Auch Alex Jones (4,4 Millionen Follower), seines Zeichens so etwas wie der Übervater der rechtsextremen US-Verschwörungsszene, veröffentlicht sogar mehr als ein Dutzend Posts dazu auf X, die insgesamt mehr als 37 Millionen Mal angezeigt werden. Jones verbreitete in den vergangenen Jahren eine Vielzahl mehr oder weniger populärer Verschwörungserzählungen. Zu seinen harmloseren Behauptungen gehört jene, die US-Regierung habe Chemikalien in Gewässer geleitet, die „die verdammten Frösche schwul machen“. Weniger harmlos war hingegen die Behauptung, bei den 28 Todesopfern eines Amoklaufs an der Grundschule Sandy Hook im US-Bundesstaat Connecticut im Jahr 2012 habe es sich um bezahlte Schauspieler gehandelt und die Tat habe sich nie ereignet. Im Jahr 2022 wurde Jones deshalb zur Zahlung von fast einer Milliarde US-Dollar Schadensersatz an die Hinterbliebenen der Opfer verurteilt.
Russlands Außenministerium macht mit
Sogar die Sprecherin des russischen Außenministeriums, Maria Sacharowa, verbreitet die Kokain-Behauptung am Sonntag auf ihrem Telegram-Account. Der russischen Regierung kommt es mindestens gelegen, wenn es in den sozialen Medien um den vermeintlichen Drogenkonsum westlicher Politiker geht - und nicht um ihr gemeinsames Auftreten zur Unterstützung der Ukraine.
Auch russische Staatsmedien und mit ihnen zusammenarbeitende prorussische Propagandisten beteiligen sich: Der in der EU mit einem Sendeverbot belegte deutschsprachige Ableger des Kreml-Mediums „RT“ veröffentlicht auf seiner Website ein Video unter dem Titel „Herr Macron, was verstecken Sie da?“ RT spricht selbst nicht von Kokain, sondern insinuiert das bloß – wohl wissend, dass einige Zuschauer ihre „eigenen“, falschen Schlüsse daraus ziehen werden.

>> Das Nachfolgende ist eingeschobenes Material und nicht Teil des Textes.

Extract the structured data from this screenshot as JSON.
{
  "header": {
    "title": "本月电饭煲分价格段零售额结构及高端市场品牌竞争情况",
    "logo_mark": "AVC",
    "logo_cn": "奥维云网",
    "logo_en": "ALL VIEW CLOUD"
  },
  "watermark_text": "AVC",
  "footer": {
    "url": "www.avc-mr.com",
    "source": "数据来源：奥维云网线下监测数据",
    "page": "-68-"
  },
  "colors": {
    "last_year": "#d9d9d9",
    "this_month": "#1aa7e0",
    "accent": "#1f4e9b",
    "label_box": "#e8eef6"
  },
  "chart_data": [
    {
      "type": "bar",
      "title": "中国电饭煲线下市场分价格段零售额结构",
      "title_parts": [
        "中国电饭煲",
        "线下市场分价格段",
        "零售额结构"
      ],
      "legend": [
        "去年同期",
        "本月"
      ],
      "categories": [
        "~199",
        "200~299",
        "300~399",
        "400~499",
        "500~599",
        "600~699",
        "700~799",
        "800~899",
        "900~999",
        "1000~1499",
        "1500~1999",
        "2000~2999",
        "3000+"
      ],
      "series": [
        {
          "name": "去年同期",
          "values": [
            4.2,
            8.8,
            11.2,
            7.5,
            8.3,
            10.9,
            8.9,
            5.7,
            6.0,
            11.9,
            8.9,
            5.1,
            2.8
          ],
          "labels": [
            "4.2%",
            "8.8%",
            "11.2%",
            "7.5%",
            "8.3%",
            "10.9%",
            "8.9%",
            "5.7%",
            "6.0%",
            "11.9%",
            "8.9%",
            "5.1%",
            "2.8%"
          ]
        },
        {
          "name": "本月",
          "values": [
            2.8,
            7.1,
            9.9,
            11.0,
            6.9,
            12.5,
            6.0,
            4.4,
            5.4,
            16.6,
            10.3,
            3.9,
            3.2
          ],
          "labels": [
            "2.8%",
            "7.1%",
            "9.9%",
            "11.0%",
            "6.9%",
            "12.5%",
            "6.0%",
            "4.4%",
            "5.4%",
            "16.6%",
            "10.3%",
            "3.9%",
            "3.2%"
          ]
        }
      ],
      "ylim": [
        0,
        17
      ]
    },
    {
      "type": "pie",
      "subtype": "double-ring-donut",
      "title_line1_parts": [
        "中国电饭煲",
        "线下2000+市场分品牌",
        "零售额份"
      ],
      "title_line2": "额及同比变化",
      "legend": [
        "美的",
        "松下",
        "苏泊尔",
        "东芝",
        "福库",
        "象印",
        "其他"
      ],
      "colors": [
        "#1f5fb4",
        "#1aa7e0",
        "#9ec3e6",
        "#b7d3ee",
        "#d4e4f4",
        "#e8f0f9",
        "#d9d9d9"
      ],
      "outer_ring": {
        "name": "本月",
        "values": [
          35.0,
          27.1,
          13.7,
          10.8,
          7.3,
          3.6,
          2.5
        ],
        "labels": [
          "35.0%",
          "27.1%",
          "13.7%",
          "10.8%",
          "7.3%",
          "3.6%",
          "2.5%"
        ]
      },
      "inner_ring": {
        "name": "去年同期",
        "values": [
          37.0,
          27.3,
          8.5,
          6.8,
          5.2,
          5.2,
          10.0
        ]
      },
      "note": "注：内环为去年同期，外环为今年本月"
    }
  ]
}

Der regelmäßig als „Geopolitik-Experte“ in russischen Staatsmedien interviewte US-Amerikaner Scott Ritter behauptet auf X, Merz, Macron und Starmer seien „in flagranti erwischt worden, wie sie Kokain schnupfen“ und die Medien verschwiegen das. Mit Straftaten kennt sich Ritter immerhin aus: Er wurde 2011 zu einer Haftstrafe wegen Sexualdelikten verurteilt. Ritter war Ermittlern ins Netz gegangen, die sich in einem Onlinechat als 15-jähriges Mädchen ausgegeben hatten.
Die üblichen Verdächtigen
Auch in Deutschland wird die falsche Behauptung der koksenden Staats- und Regierungschefs von Akteuren verbreitet, die man guten Gewissens als „die üblichen Verdächtigen“ bezeichnen kann: Darunter etwa die ehemalige Tagesschausprecherin Eva Hermann, die in den vergangenen Jahren zu einer wichtigen Influencerin der rechten und rechtsextremen Verschwörungsszene geworden ist. Außerdem Matthias Matussek, einst konservativer „Spiegel“-Journalist und Autor, seit einigen Jahren vor allem als Medienaktivist Rechtsaußen unterwegs.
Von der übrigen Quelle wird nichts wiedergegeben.